- Theatrical release poster
- Directed by: Ricard Cussó; Tania Vincent;
- Written by: Dominic Morris
- Produced by: Kristen Souvlis; Nadine Bates; Ryan Greaves;
- Starring: Deborah Mailman; Ed Oxenbould; David Wenham; Elizabeth Cullen; Mark Coles Smith; Riley Von Husen;
- Edited by: Michelle McGilvray Josef Switak
- Music by: Ack Kinmonth
- Production company: Like a Photon Creative
- Distributed by: Sola Media (international sales) Universal Pictures (international) Maslow Entertainment (Australia)
- Release dates: 28 October 2023 (Brisbane International Film Festival); 29 February 2024 (Australia);
- Running time: 80 minutes
- Country: Australia
- Language: English

= Combat Wombat: Back 2 Back =

2024 Australian animated superhero film

Combat Wombat: Back 2 Back (Combat Wombat: Double Trouble in the UK) is a 2023 Australian animated superhero film directed by Richard Cussó and Tania Vincent, and written by Dominic Morris. The film is a sequel to Combat Wombat and the fourth film in Like a Photon Creative's The Tales from Sanctuary City franchise. The film addresses the topics of mind control and virtual reality.

== Plot ==
Maggie Diggins is once again in the role of Combat Wombat when an evil tech genius threatens to turn Sanctuary City into a metaverse simulation.

== Voice cast ==
- Deborah Mailman as Maggie Diggins / Combat Wombat, a lazy female wombat who turns into a superhero at night.
- Ed Oxenbould as Sweetie, a sugar glider
- David Wenham as Lenny Glick, a villainous chameleon scientist who wants to control all animals through a device that makes them enter a virtual world where their wishes are fulfilled but where they abandon their freedom and power.
- Elizabeth Cullen as Skylar, a teenage chameleon delinquent
- Mark Coles Smith as Reginald, an elderly echidna
- Dan Brumm as Chief Furbank, an elderly dingo
- Grant Denyer as Grant Quokka, a quokka with a moustache who works as a news reporter
- Riley Von Husen as Bradley Burrows, a raccoon bandit

== Release ==
Combat Wombat: Back 2 Back has worldwide sales by the Stuttgart-based company Sola Media.
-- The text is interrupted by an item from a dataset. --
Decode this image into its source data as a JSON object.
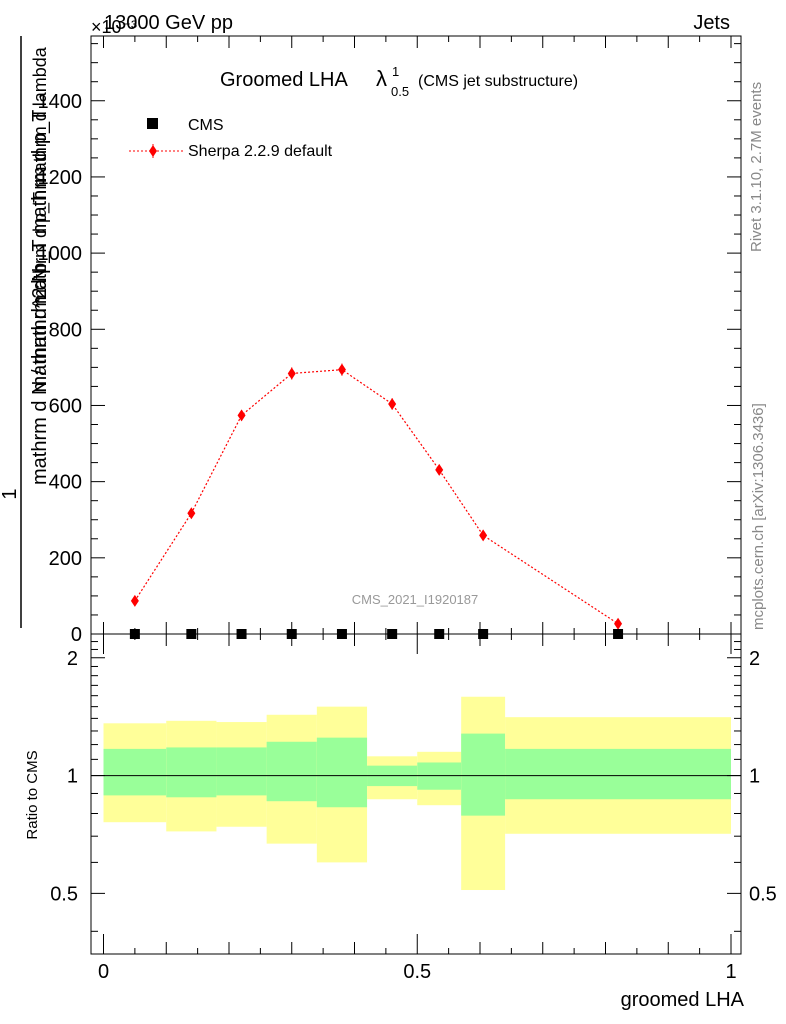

The film premiered at the Brisbane International Film Festival in 2023 but was only theatrically released in Australia on 29 February 2024 with distribution by Maslow Entertainment. The film is distributed internationally by Universal Pictures.

== Reception ==
Combat Wombat: Back 2 Back received mixed to negative reviews from critics. Cath Clarke of The Guardian wrote that it was "an overly fast animation about a chameleon taking over the world with computer wizardry feels bizarrely inappropriate for children under five". James Croot, writing for The Post, gave the film a negative review, noting that it "suffers from a severe case of sequelitis". The Canberra Times reviewer gave the film two stars and felt that whilst the film was "colourful and keeps moving" it was "loud and heavy handed".